Il y a longtemps, il y avait un homme connu sous le nom de Notkikad.  Il était un bon mari et un bon père; il travaillait dur pour sa famille.  Il plantait beaucoup chaque année et prenait tellement soin de son jardin qu'il y avait beaucoup de nourriture.  Il était toujours reconnaissant envers Tabaldak, le Maître de la Vie, et le remerciait à chaque moisson.  Une année cependant, les choses n'allèrent pas bien pour lui.  Il y eut des gelées tardives et son jardin mourut.  Il sema de nouveau et arriva la sécheresse.  De nouveau il sema, mais cette fois là ce furent l'automne et le froid qui arrivèrent et tuèrent les plantes avant leur maturité.

Notkikad était très ennuyé.  Sa femme et son enfant avaient cueilli des baies et d'autres aliments dans la forêt, mais sans le maïs sec, les courges et les haricots pour leur permettre de passer la saison froide, il craignait de ne pas pouvoir survivre.  Maintenant, la saison froide était là, les feuilles tombaient des arbres et soufflait le vent glacé.  Que pouvait-il faire?

Cette nuit-là, avant d'aller dormir, il fit un petit feu et offrit du tabac au Maître de la Vie.  Je n'ai jamais demandé de l'aide, dit-il J'ai toujours été reconnaissant pour les bénédictions qui m'ont été accordées.  Mais maintenant, je suis ennuyé, moins pour moi que pour ma femme et mon enfant.  Je voudrais savoir ce que je peux faire.» Puis il alla dormir et rêva.

Dans son rêve, le Maître de la Vie vint vers lui.  Je te donne ces graines spéciales  dit le Maître.  Je te donne aussi du temps pour que tu les plantes.

Quand Notkikad se réveilla, il trouva les graines à côté de lui.  Il sortit, et bien que les feuilles tombassent toujours des arbres, le temps était maintenant chaud et agréable comme si c'était l'été.

Avec l'aide de sa femme et de son enfant, il prépara le sol et planta toutes les graines.  Le soleil se coucha et se leva.  Les graines avaient déjà germé et des pousses vertes montaient de terre.  Le soleil se leva et se coucha de nouveau.  Maintenant les jeunes plants étaient déjà de grande taille.  Et ainsi de jour en jour, les graines spéciales qui lui avaient été données poussèrent rapidement, produisant une récolte complète en à peine quelques jours de cette période particulière.

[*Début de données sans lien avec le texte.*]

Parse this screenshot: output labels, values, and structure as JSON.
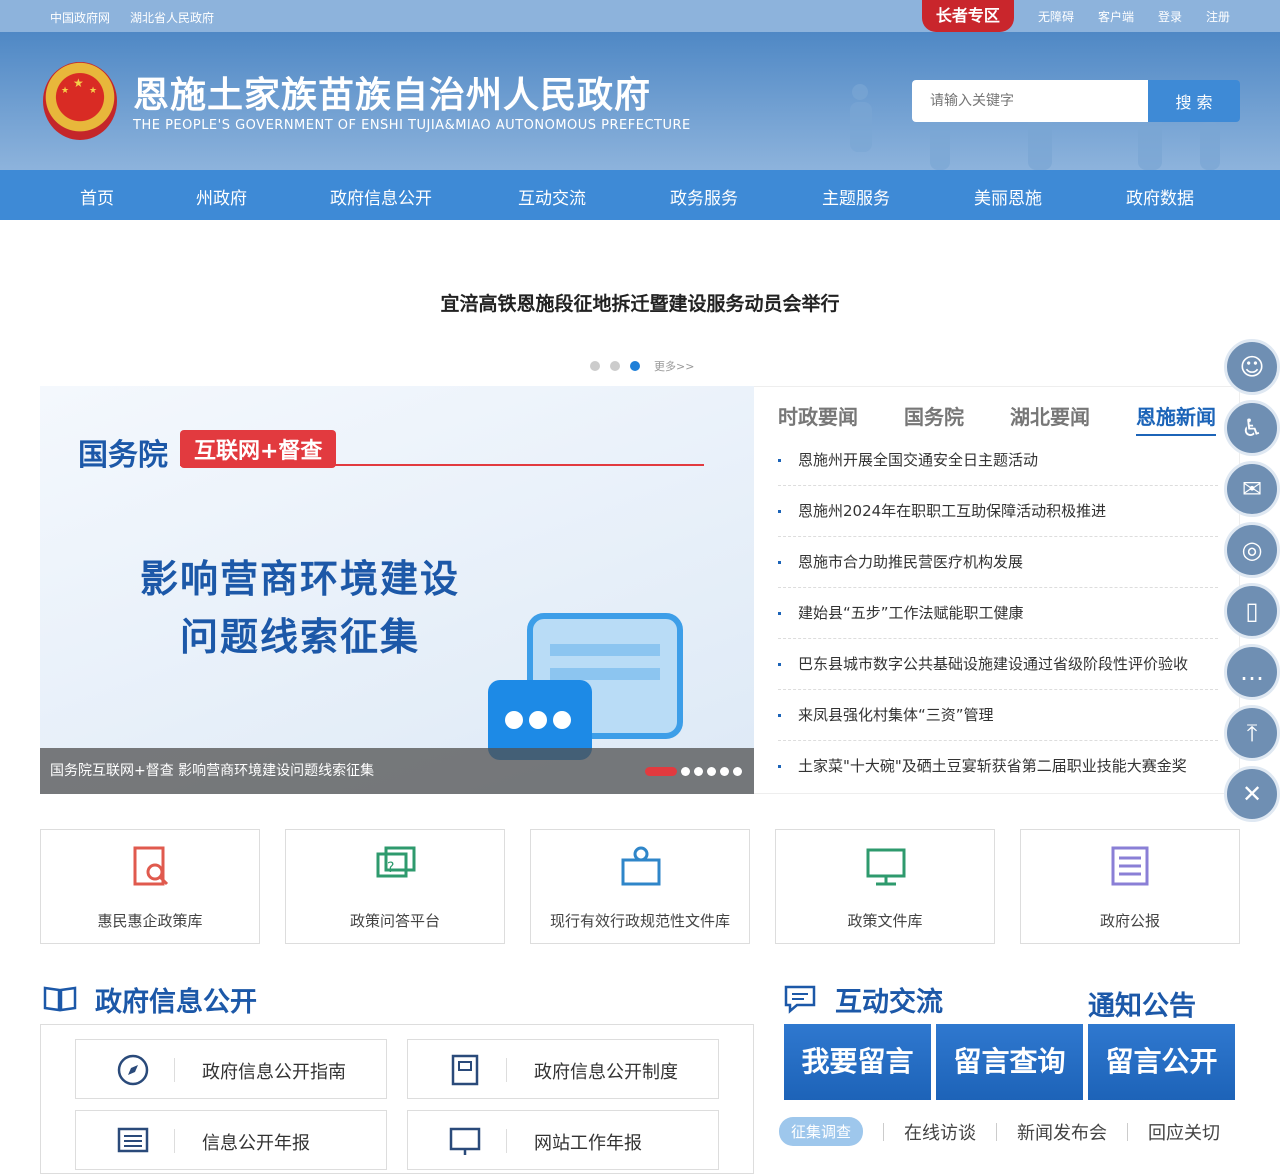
{
  "topbar": {
    "links_left": [
      "中国政府网",
      "湖北省人民政府"
    ],
    "elder_zone": "长者专区",
    "links_right": [
      "无障碍",
      "客户端",
      "登录",
      "注册"
    ]
  },
  "header": {
    "title": "恩施土家族苗族自治州人民政府",
    "subtitle": "THE PEOPLE'S GOVERNMENT OF ENSHI TUJIA&MIAO AUTONOMOUS PREFECTURE",
    "search_placeholder": "请输入关键字",
    "search_button": "搜 索"
  },
  "nav": [
    "首页",
    "州政府",
    "政府信息公开",
    "互动交流",
    "政务服务",
    "主题服务",
    "美丽恩施",
    "政府数据"
  ],
  "headline": {
    "title": "宜涪高铁恩施段征地拆迁暨建设服务动员会举行",
    "more": "更多>>"
  },
  "banner": {
    "org": "国务院",
    "tag": "互联网+督查",
    "line1": "影响营商环境建设",
    "line2": "问题线索征集",
    "caption": "国务院互联网+督查 影响营商环境建设问题线索征集"
  },
  "news": {
    "tabs": [
      "时政要闻",
      "国务院",
      "湖北要闻",
      "恩施新闻"
    ],
    "items": [
      "恩施州开展全国交通安全日主题活动",
      "恩施州2024年在职职工互助保障活动积极推进",
      "恩施市合力助推民营医疗机构发展",
      "建始县“五步”工作法赋能职工健康",
      "巴东县城市数字公共基础设施建设通过省级阶段性评价验收",
      "来凤县强化村集体“三资”管理",
      "土家菜\"十大碗\"及硒土豆宴斩获省第二届职业技能大赛金奖"
    ]
  },
  "cards": [
    "惠民惠企政策库",
    "政策问答平台",
    "现行有效行政规范性文件库",
    "政策文件库",
    "政府公报"
  ],
  "sections": {
    "info_title": "政府信息公开",
    "info_items": [
      "政府信息公开指南",
      "政府信息公开制度",
      "信息公开年报",
      "网站工作年报"
    ],
    "interact_title": "互动交流",
    "notice_title": "通知公告",
    "big_buttons": [
      "我要留言",
      "留言查询",
      "留言公开"
    ],
    "subtabs": [
      "征集调查",
      "在线访谈",
      "新闻发布会",
      "回应关切"
    ]
  },
  "colors": {
    "accent": "#3e8ad6",
    "title_blue": "#1c58a8",
    "red": "#c9262c"
  }
}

Alors Notkikad moissonna sa récolte et sécha le maïs, les haricots et les courges pour l'hiver.  Sa famille et lui remisèrent toute cette nourriture dans leur cabane.  Soudainement, dès qu'ils furent partis, le vent froid revint et cette saison particulière donnée par le Maître de la Vie se termina.


Depuis ce jour, le peuple dit que cette période particulière nous est encore donnée chaque année même si nous n'avons plus les graines magiques.  Cette période, que le peuple appelle aujourd'hui été indien  était appelé Nibunalnoba ou un été d'homme  par les Abenakis.  Elle leur permet de se rappeler qu'il faut toujours être reconnaissant.